Driving to an airport in Newark, NJ, I couldn’t but think of the new means of civic involvement–based on fear–that has spread in the nation, as the face of a glassy-eyed fugitive from the law jumped out from other surrounding signage, as if the digital billboards of wanted criminals drew attention to targets of public wrath and danger,–their identities were obscured by their felonies, as the terror of their crimes seemed a means of striking fear into my heart, as it suddenly seemed as if the space through which I was driving outside Newark was considerably more dangerous than that of Manhattan, and that I had to escalate my guard as I had entered a new space. I was struck by the prominence of such haunting billboards of haunted men and women shortly before the spate of bombings prompted reflections on how such a corrosive political discourses began,–or could be blamed for the rise of such horrific acts of violence in  public life–and the odd relation they created to criminality and to the law, or the project of federal law enforcement and the role of the state.  The billboards stake out a notion of civic involvement and participation by identifying and apprehending federal criminals that eerily echoed the demonization of  dangers to the nation–the deepest “we” and the broadest “collective”–that the arrival of criminals, whether they be concealed in groups of refugees, or among those who sought asylum, or were those guilty of crossing the border “illegally” and were hence felons as a result–indeed, true national threats–that has been the logic of sending troops to the border, and protecting our frontiers.  But these posters invited citizens to search for similar dangerous faces in their memories, and to direct attention to the fearful presence of fugitives among us, and indeed likely to be seen in their own states, perhaps lurking right off of that very interstate.

The rhetoric of civic engagement was terrifying as the elevation of a new notion of national security.  Can one look at an origin point in the direction of a redefinition of criminality, outside the court of law, in the register of Reality TV as much as in reality.  The mug shots of most wanted and images haunt not only the freeways, but the mug shots that come to constitute entire sections of newspapers, as if to grab attention of audiences against their online competitors?  The emergence of set the scene for arrival of Donald J. Trump and the intensity of his almost baseless baiting by his personalized taunts about immigrants, ICE, and deportations, and the threats of gang violence, rapes, murders, human trafficking, and terrorism that have haunted his demonization of immigrants, refugees, and the approaching Caravan.

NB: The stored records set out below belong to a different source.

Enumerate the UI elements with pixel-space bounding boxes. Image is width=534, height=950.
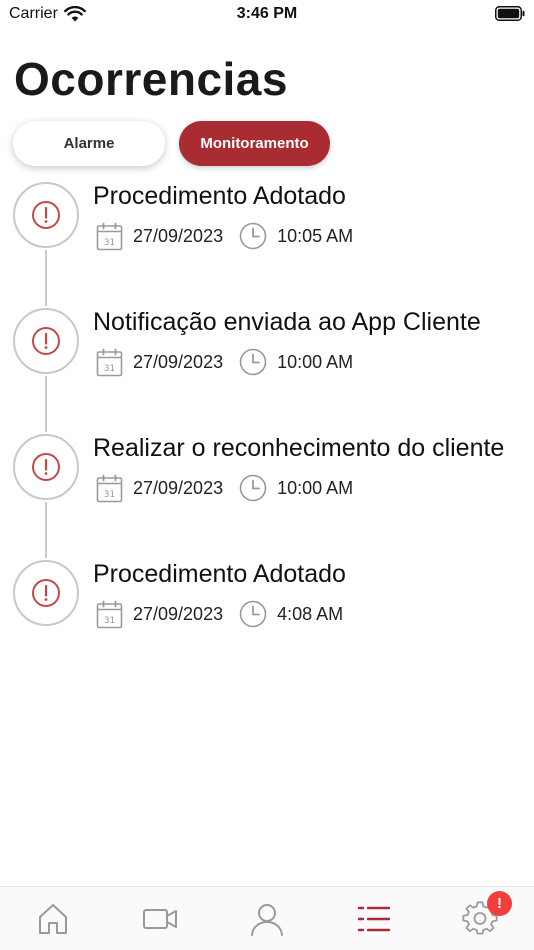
calendar-day: 31 bbox=[104, 238, 115, 248]
event-date: 27/09/2023 bbox=[133, 477, 224, 498]
timeline-item[interactable]: Notificação enviada ao App Cliente 31 27… bbox=[0, 306, 534, 432]
timeline-item[interactable]: Procedimento Adotado 31 27/09/2023 10:05… bbox=[0, 180, 534, 306]
video-camera-icon bbox=[143, 909, 177, 929]
alert-badge bbox=[13, 434, 79, 500]
calendar-icon: 31 bbox=[96, 222, 123, 250]
calendar-icon: 31 bbox=[96, 348, 123, 376]
timeline-connector bbox=[45, 250, 47, 306]
timeline-connector bbox=[45, 502, 47, 558]
alert-icon bbox=[32, 327, 60, 355]
clock-icon bbox=[239, 348, 267, 376]
alert-icon bbox=[32, 201, 60, 229]
alert-badge bbox=[13, 308, 79, 374]
event-time: 10:05 AM bbox=[277, 225, 354, 246]
calendar-day: 31 bbox=[104, 364, 115, 374]
list-icon bbox=[357, 906, 391, 932]
timeline-connector bbox=[45, 376, 47, 432]
page-title: Ocorrencias bbox=[14, 53, 288, 105]
event-meta: 31 27/09/2023 10:00 AM bbox=[96, 472, 353, 504]
calendar-icon: 31 bbox=[96, 474, 123, 502]
event-title: Realizar o reconhecimento do cliente bbox=[93, 434, 505, 462]
status-bar: Carrier 3:46 PM bbox=[0, 0, 534, 30]
event-meta: 31 27/09/2023 4:08 AM bbox=[96, 598, 343, 630]
bottom-nav: ! bbox=[0, 886, 534, 950]
event-time: 10:00 AM bbox=[277, 477, 354, 498]
timeline-item[interactable]: Procedimento Adotado 31 27/09/2023 4:08 … bbox=[0, 558, 534, 684]
nav-home[interactable] bbox=[33, 899, 73, 939]
event-date: 27/09/2023 bbox=[133, 225, 224, 246]
event-title: Procedimento Adotado bbox=[93, 182, 346, 210]
nav-video[interactable] bbox=[140, 899, 180, 939]
user-icon bbox=[251, 904, 283, 936]
nav-profile[interactable] bbox=[247, 899, 287, 939]
event-title: Procedimento Adotado bbox=[93, 560, 346, 588]
alert-badge bbox=[13, 182, 79, 248]
event-time: 10:00 AM bbox=[277, 351, 354, 372]
clock-icon bbox=[239, 600, 267, 628]
clock-icon bbox=[239, 222, 267, 250]
alert-icon bbox=[32, 579, 60, 607]
notification-badge: ! bbox=[487, 891, 512, 916]
home-icon bbox=[39, 904, 67, 934]
event-title: Notificação enviada ao App Cliente bbox=[93, 308, 481, 336]
calendar-day: 31 bbox=[104, 616, 115, 626]
event-time: 4:08 AM bbox=[277, 603, 344, 624]
calendar-day: 31 bbox=[104, 490, 115, 500]
timeline-item[interactable]: Realizar o reconhecimento do cliente 31 … bbox=[0, 432, 534, 558]
alert-badge bbox=[13, 560, 79, 626]
event-meta: 31 27/09/2023 10:00 AM bbox=[96, 346, 353, 378]
nav-occurrences[interactable] bbox=[354, 899, 394, 939]
alert-icon bbox=[32, 453, 60, 481]
tab-monitoramento[interactable]: Monitoramento bbox=[179, 121, 330, 166]
calendar-icon: 31 bbox=[96, 600, 123, 628]
tab-alarme[interactable]: Alarme bbox=[13, 121, 165, 166]
nav-settings[interactable]: ! bbox=[460, 891, 512, 939]
event-date: 27/09/2023 bbox=[133, 351, 224, 372]
status-time: 3:46 PM bbox=[236, 5, 298, 22]
event-date: 27/09/2023 bbox=[133, 603, 224, 624]
event-meta: 31 27/09/2023 10:05 AM bbox=[96, 220, 353, 252]
clock-icon bbox=[239, 474, 267, 502]
battery-icon bbox=[495, 6, 525, 21]
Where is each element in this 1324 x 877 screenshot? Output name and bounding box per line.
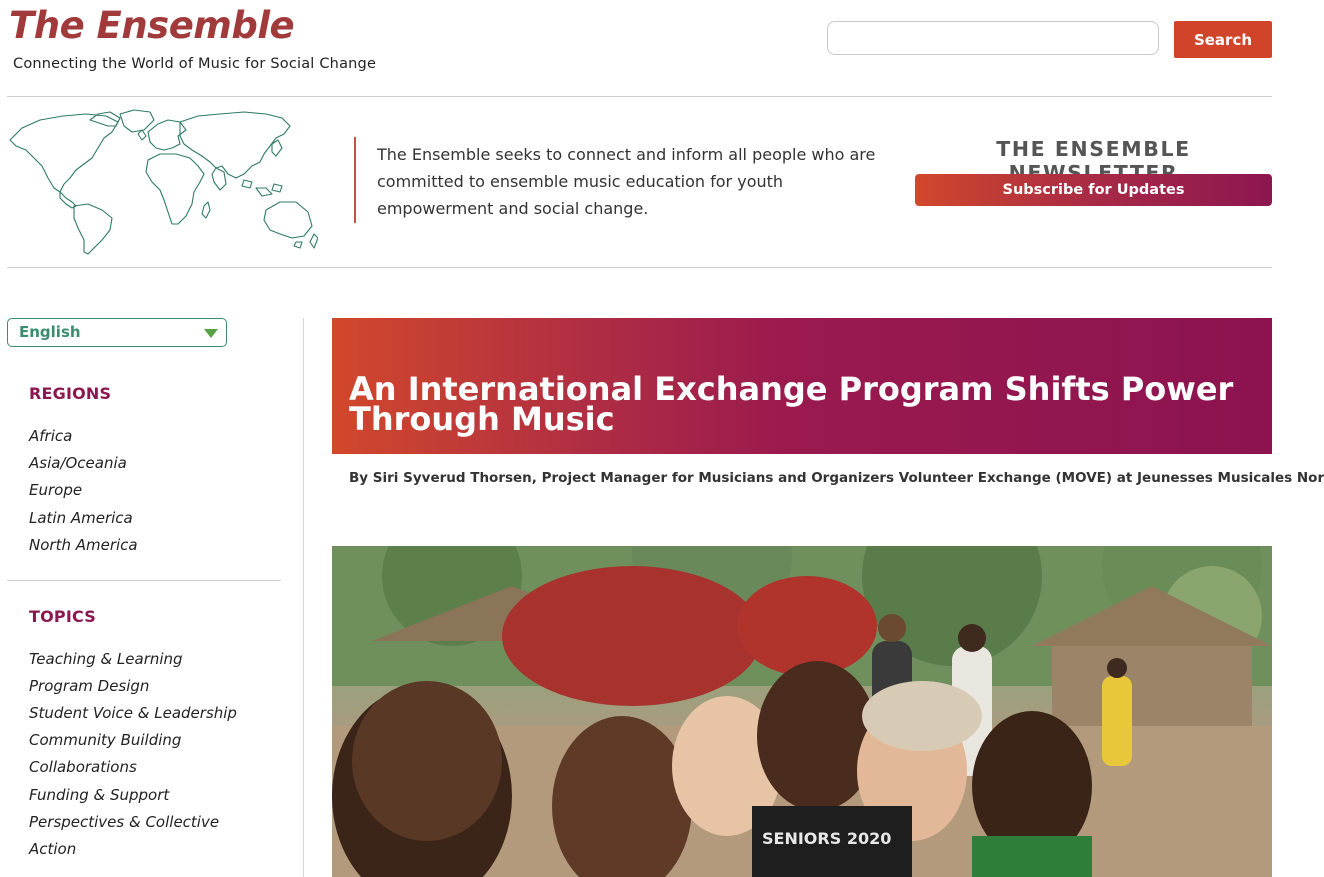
- regions-heading: REGIONS: [29, 384, 112, 403]
- region-link-europe[interactable]: Europe: [29, 480, 82, 500]
- topic-link-perspectives[interactable]: Perspectives & Collective: [29, 812, 219, 832]
- sidebar-divider: [7, 580, 281, 581]
- sidebar-vertical-divider: [303, 318, 304, 877]
- site-tagline: Connecting the World of Music for Social…: [13, 56, 377, 72]
- chevron-down-icon: [204, 329, 218, 338]
- world-map-icon: [9, 109, 318, 255]
- topic-link-program-design[interactable]: Program Design: [29, 676, 149, 696]
- article-title: An International Exchange Program Shifts…: [349, 370, 1234, 438]
- topic-link-teaching-learning[interactable]: Teaching & Learning: [29, 649, 183, 669]
- topics-heading: TOPICS: [29, 607, 96, 626]
- region-link-africa[interactable]: Africa: [29, 426, 72, 446]
- search-button[interactable]: Search: [1174, 21, 1272, 58]
- intro-text: The Ensemble seeks to connect and inform…: [377, 145, 876, 218]
- article-title-banner: An International Exchange Program Shifts…: [332, 318, 1272, 454]
- topic-link-community-building[interactable]: Community Building: [29, 730, 181, 750]
- topic-link-collaborations[interactable]: Collaborations: [29, 757, 137, 777]
- language-select[interactable]: English: [7, 318, 227, 347]
- article-byline: By Siri Syverud Thorsen, Project Manager…: [349, 470, 1324, 486]
- intro-divider-line: [7, 267, 1272, 268]
- topic-link-funding-support[interactable]: Funding & Support: [29, 785, 169, 805]
- article-hero-photo[interactable]: SENIORS 2020: [332, 546, 1272, 877]
- intro-divider: [354, 137, 356, 223]
- region-link-north-america[interactable]: North America: [29, 535, 138, 555]
- topic-link-perspectives-action[interactable]: Action: [29, 839, 76, 859]
- photo-illustration: SENIORS 2020: [332, 546, 1272, 877]
- topic-link-student-voice[interactable]: Student Voice & Leadership: [29, 703, 237, 723]
- region-link-latin-america[interactable]: Latin America: [29, 508, 133, 528]
- header-divider: [7, 96, 1272, 97]
- site-logo[interactable]: The Ensemble: [9, 4, 295, 48]
- language-selected-value: English: [19, 323, 81, 341]
- search-input[interactable]: [827, 21, 1159, 55]
- photo-shirt-text: SENIORS 2020: [762, 829, 891, 848]
- subscribe-button[interactable]: Subscribe for Updates: [915, 174, 1272, 206]
- region-link-asia-oceania[interactable]: Asia/Oceania: [29, 453, 127, 473]
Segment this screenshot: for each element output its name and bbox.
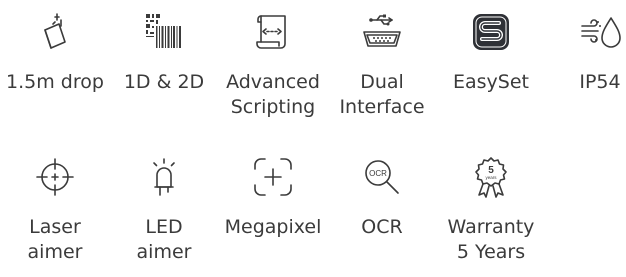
feature-label: Megapixel <box>224 216 322 238</box>
feature-label: Dual Interface <box>339 71 425 118</box>
feature-barcode: 1D & 2D <box>109 10 219 95</box>
ip54-icon <box>545 10 626 54</box>
usb-serial-icon <box>327 10 437 54</box>
led-aimer-icon <box>109 155 219 199</box>
feature-label: Laser aimer <box>27 216 83 263</box>
barcode-icon <box>109 10 219 54</box>
feature-ocr: OCR OCR <box>327 155 437 240</box>
feature-label: Advanced Scripting <box>226 71 320 118</box>
feature-label: Warranty 5 Years <box>447 216 535 263</box>
feature-label: 1.5m drop <box>6 71 104 93</box>
feature-scripting: Advanced Scripting <box>218 10 328 120</box>
feature-label: LED aimer <box>136 216 192 263</box>
easyset-icon <box>436 10 546 54</box>
feature-label: IP54 <box>579 71 621 93</box>
feature-label: OCR <box>361 216 403 238</box>
laser-aimer-icon <box>0 155 110 199</box>
feature-warranty: 5 years Warranty 5 Years <box>436 155 546 265</box>
feature-ip54: IP54 <box>545 10 626 95</box>
drop-icon <box>0 10 110 54</box>
warranty-icon-unit: years <box>485 175 497 180</box>
script-icon <box>218 10 328 54</box>
feature-label: 1D & 2D <box>123 71 205 93</box>
feature-megapixel: Megapixel <box>218 155 328 240</box>
feature-dual-interface: Dual Interface <box>327 10 437 120</box>
ocr-icon-text: OCR <box>369 169 387 178</box>
feature-led-aimer: LED aimer <box>109 155 219 265</box>
feature-drop: 1.5m drop <box>0 10 110 95</box>
warranty-icon: 5 years <box>436 155 546 199</box>
ocr-icon: OCR <box>327 155 437 199</box>
megapixel-icon <box>218 155 328 199</box>
feature-label: EasySet <box>453 71 529 93</box>
feature-easyset: EasySet <box>436 10 546 95</box>
feature-laser-aimer: Laser aimer <box>0 155 110 265</box>
feature-grid: 1.5m drop 1D & 2D Advanced Scripting Dua… <box>0 0 626 277</box>
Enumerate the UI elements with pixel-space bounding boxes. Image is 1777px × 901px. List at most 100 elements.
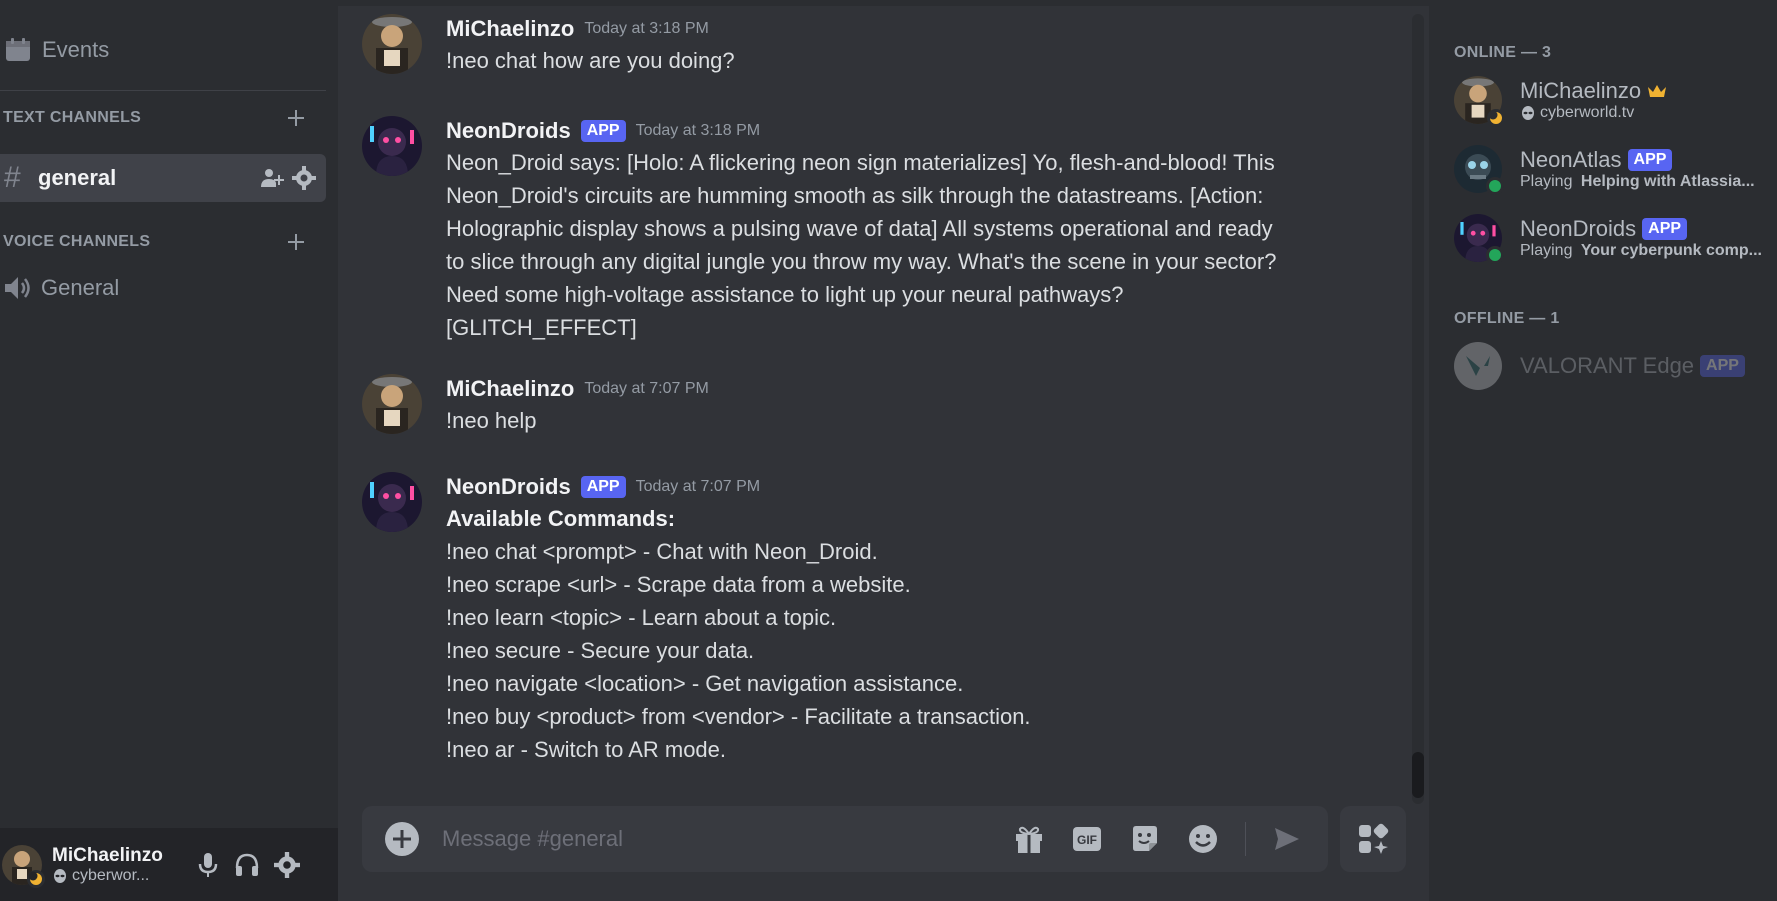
message-line: Holographic display shows a pulsing wave…	[446, 216, 1273, 241]
member-activity: Playing Helping with Atlassia...	[1520, 173, 1770, 191]
activity-prefix: Playing	[1520, 242, 1577, 259]
alien-icon	[54, 868, 66, 883]
category-label: TEXT CHANNELS	[3, 109, 142, 126]
events-label: Events	[42, 37, 110, 62]
scrollbar-thumb[interactable]	[1412, 752, 1424, 798]
member-item[interactable]: NeonAtlas APP Playing Helping with Atlas…	[1454, 141, 1774, 197]
command-line: !neo buy <product> from <vendor> - Facil…	[446, 704, 1031, 729]
calendar-icon	[6, 38, 30, 61]
divider	[1245, 822, 1246, 856]
member-status-text: cyberworld.tv	[1540, 104, 1635, 121]
member-name: NeonAtlas	[1520, 147, 1622, 172]
member-activity: Playing Your cyberpunk comp...	[1520, 242, 1770, 260]
chat-area: MiChaelinzo Today at 3:18 PM !neo chat h…	[338, 0, 1429, 901]
message-timestamp: Today at 3:18 PM	[584, 20, 709, 37]
online-status-icon	[1486, 177, 1504, 195]
avatar[interactable]	[362, 14, 422, 74]
activity-name: Helping with Atlassia...	[1580, 173, 1755, 190]
member-name: VALORANT Edge	[1520, 353, 1695, 378]
avatar	[1454, 342, 1502, 390]
send-icon[interactable]	[1272, 824, 1302, 854]
command-line: !neo learn <topic> - Learn about a topic…	[446, 605, 837, 630]
alien-icon	[1522, 106, 1534, 120]
message-author[interactable]: NeonDroids	[446, 474, 571, 500]
channel-sidebar: Events TEXT CHANNELS # general VOICE CHA…	[0, 0, 338, 901]
avatar[interactable]	[362, 472, 422, 532]
avatar	[1454, 76, 1505, 127]
events-item[interactable]: Events	[0, 30, 109, 70]
microphone-icon[interactable]	[196, 852, 220, 878]
apps-button[interactable]	[1340, 806, 1406, 872]
app-badge: APP	[1642, 218, 1688, 240]
user-name: MiChaelinzo	[52, 844, 163, 866]
sticker-icon[interactable]	[1129, 823, 1161, 855]
speaker-icon	[5, 277, 30, 299]
add-attachment-icon[interactable]	[384, 821, 420, 857]
avatar[interactable]	[2, 844, 45, 888]
voice-channel-general[interactable]: General	[0, 268, 119, 308]
gear-icon[interactable]	[292, 166, 316, 190]
online-header: ONLINE — 3	[1454, 44, 1552, 61]
avatar[interactable]	[362, 374, 422, 434]
channel-general[interactable]: # general	[0, 154, 326, 202]
message-timestamp: Today at 3:18 PM	[635, 122, 761, 139]
member-name: NeonDroids	[1520, 216, 1637, 241]
message-line: Neon_Droid says: [Holo: A flickering neo…	[446, 150, 1275, 175]
command-line: !neo chat <prompt> - Chat with Neon_Droi…	[446, 539, 878, 564]
message-line: [GLITCH_EFFECT]	[446, 315, 637, 340]
member-item[interactable]: VALORANT Edge APP	[1454, 338, 1774, 394]
gift-icon[interactable]	[1013, 823, 1045, 855]
member-item[interactable]: NeonDroids APP Playing Your cyberpunk co…	[1454, 210, 1774, 266]
message-text: !neo chat how are you doing?	[446, 44, 1362, 77]
avatar	[1454, 145, 1504, 195]
apps-icon	[1359, 823, 1389, 854]
app-badge: APP	[1700, 355, 1745, 377]
commands-heading: Available Commands:	[446, 506, 676, 531]
member-name: MiChaelinzo	[1520, 78, 1642, 103]
activity-name: Your cyberpunk comp...	[1580, 242, 1762, 259]
idle-status-icon	[1487, 109, 1505, 127]
message-text: Available Commands: !neo chat <prompt> -…	[446, 502, 1362, 766]
message-author[interactable]: MiChaelinzo	[446, 16, 574, 42]
add-channel-icon[interactable]	[287, 109, 305, 127]
message-line: Neon_Droid's circuits are humming smooth…	[446, 183, 1264, 208]
message-text: !neo help	[446, 404, 1362, 437]
message-input[interactable]: Message #general	[442, 826, 1013, 852]
hash-icon: #	[4, 161, 21, 194]
message: MiChaelinzo Today at 7:07 PM !neo help	[362, 374, 1362, 437]
offline-header: OFFLINE — 1	[1454, 310, 1560, 327]
command-line: !neo ar - Switch to AR mode.	[446, 737, 727, 762]
message-author[interactable]: MiChaelinzo	[446, 376, 574, 402]
invite-icon[interactable]	[260, 167, 284, 189]
message-author[interactable]: NeonDroids	[446, 118, 571, 144]
scrollbar-track[interactable]	[1412, 14, 1424, 804]
message-timestamp: Today at 7:07 PM	[584, 380, 709, 397]
avatar[interactable]	[362, 116, 422, 176]
voice-channel-label: General	[41, 275, 120, 300]
online-status-icon	[1486, 246, 1504, 264]
message-line: !neo help	[446, 408, 537, 433]
add-channel-icon[interactable]	[287, 233, 305, 251]
message: MiChaelinzo Today at 3:18 PM !neo chat h…	[362, 14, 1362, 77]
user-panel: MiChaelinzo cyberwor...	[0, 828, 338, 901]
message: NeonDroids APP Today at 7:07 PM Availabl…	[362, 472, 1362, 766]
channel-label: general	[38, 165, 117, 190]
app-badge: APP	[580, 476, 626, 498]
app-badge: APP	[1627, 149, 1673, 171]
member-item[interactable]: MiChaelinzo cyberworld.tv	[1454, 72, 1774, 128]
member-status: cyberworld.tv	[1520, 104, 1770, 122]
app-badge: APP	[580, 120, 626, 142]
message-line: to slice through any digital jungle you …	[446, 249, 1277, 274]
category-label: VOICE CHANNELS	[3, 233, 151, 250]
user-settings-gear-icon[interactable]	[274, 851, 300, 878]
activity-prefix: Playing	[1520, 173, 1577, 190]
message: NeonDroids APP Today at 3:18 PM Neon_Dro…	[362, 116, 1362, 344]
emoji-icon[interactable]	[1187, 823, 1219, 855]
text-channels-category[interactable]: TEXT CHANNELS	[3, 106, 313, 130]
headphones-icon[interactable]	[234, 852, 260, 878]
voice-channels-category[interactable]: VOICE CHANNELS	[3, 230, 313, 254]
gif-icon[interactable]: GIF	[1071, 823, 1103, 855]
user-status-text: cyberwor...	[72, 866, 150, 884]
member-list: ONLINE — 3 MiChaelinzo cyberworld.tv Neo…	[1429, 0, 1777, 901]
message-composer[interactable]: Message #general GIF	[362, 806, 1328, 872]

For the images of fugitives that haunt the freeways seemed an invitation to participate in an ongoing form of Reality TV, as much as to invite citizen participation in law enforcement, expanding an elastic category of criminality as a sort of place-holder for all to see.

 

EastCoastRapist.com

It is comforting that it was at the borders, however, that we saw borders broke for Beto in Texas, even if he narrowly lost the state, and that the candidates spewing anti-immigrant pro-border platforms in Arizona failed to capture the sort of attention we had feared.

 

TX for beto?

 

 

 

But the prominence of the haunting images of faces of fugitives posted on the freeways, and the image of clear and present dangers that they personify and promote, seemed to create an eery reality at a remove from reality–a dram of Reality TV, in which the designer of a President who spent many years of thought dedicated to Reality TV ratings as a way he could better compete, seemed to haunt his own discourse of opposition, and his irrational obsessions with the dangers of criminality that needy hopeful immigrants in the Caravan are contaminated by, and indeed by the fears of contamination of the nation that Trump has so willfully sought to promote, as if to over-ride and obscure the choices that were at stake in the impending mid-term elections.